However, a new Avaya white paper on telework in the federal space says that less than a quarter of those eligible actually did work remotely, usually for two or fewer days per week on average.
“It is clear that implementation barriers remain,” writes Rob Chen, senior director of software engineering and innovation for Avaya’s government solutions business. “One of the most significant may be the cultural shift required.”
Among those cultural shifts, Chen writes telework takes away the opportunity for employees to visit each others’ desks and interact around the water cooler.
Telework also prevents workers from sitting “elbow to elbow” while working on a project, Chen writes.
Technological barriers exist in adopting telework ranging from privacy and security of data, building infrastructures for hardware and networks and implementing virtual collaboration tools to replicate the physical office.

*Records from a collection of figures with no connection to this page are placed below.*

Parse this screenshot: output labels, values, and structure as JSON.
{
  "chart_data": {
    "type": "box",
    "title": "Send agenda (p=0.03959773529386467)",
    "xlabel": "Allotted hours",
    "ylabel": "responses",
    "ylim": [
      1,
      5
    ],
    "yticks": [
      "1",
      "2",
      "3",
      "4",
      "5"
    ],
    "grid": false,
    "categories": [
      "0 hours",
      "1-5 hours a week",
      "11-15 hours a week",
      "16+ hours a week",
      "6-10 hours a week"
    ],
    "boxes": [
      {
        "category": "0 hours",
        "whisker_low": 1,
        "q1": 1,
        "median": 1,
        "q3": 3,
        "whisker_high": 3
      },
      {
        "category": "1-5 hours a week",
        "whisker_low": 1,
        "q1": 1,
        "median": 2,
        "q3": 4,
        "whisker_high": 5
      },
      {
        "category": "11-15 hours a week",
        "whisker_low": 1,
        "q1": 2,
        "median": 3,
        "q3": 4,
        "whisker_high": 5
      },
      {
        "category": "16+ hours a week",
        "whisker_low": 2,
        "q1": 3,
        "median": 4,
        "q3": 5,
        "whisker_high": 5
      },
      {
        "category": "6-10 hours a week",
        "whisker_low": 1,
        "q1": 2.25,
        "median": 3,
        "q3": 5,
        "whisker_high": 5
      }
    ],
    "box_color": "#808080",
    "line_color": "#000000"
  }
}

The concept of a three-dimensional, virtual collaboration space has long been a novelty in the world of information technology,” Chen writes. “But today the idea has become mainstream, backed by the appropriate infrastructure and bandwidth.
“As a result, agencies can create a virtual online office, complete with cubicles, meeting rooms and a familiar look and feel.”
Teleworkers only require an Internet browser and Internet connectivity to enter the virtual office and Chen writes the virtual environments outline roles and privileges for security.
Managers would walk through the halls and stop at cubicles to check in with employees, similar to the real office, Chen writes.
To help agencies implement virtual collaboration, Avaya has developed its AvayaLive Engage system to address the cultural, technological and collaboration barriers affecting telework implementation.
According to Chen, teleworkers make presentations and share documents while sitting in their virtual cubes, share desktops with managers and walk down a virtual hall to connect with a colleague.
“Up to 50 teleworkers can simultaneously settle into their own cubicle in the same virtual workspace,” Chen writes. “Cubicles and meeting rooms have doors that can be opened to invite guests in — or closed for privacy. Desks have phones with the teleworker’s phone number.”
The Office of Personnel Management estimates agencies lost nearly $71 million in productivity during the 2009-10 winter in the Washington region, which featured three large snowstorms and two within a week of each other in February.
According to Chen, that led to OPM realizing potential benefits of telework including integration into continuity of operations planning.
Some of the goals of telework include reducing traffic congestion and helping the environment, Chen writes.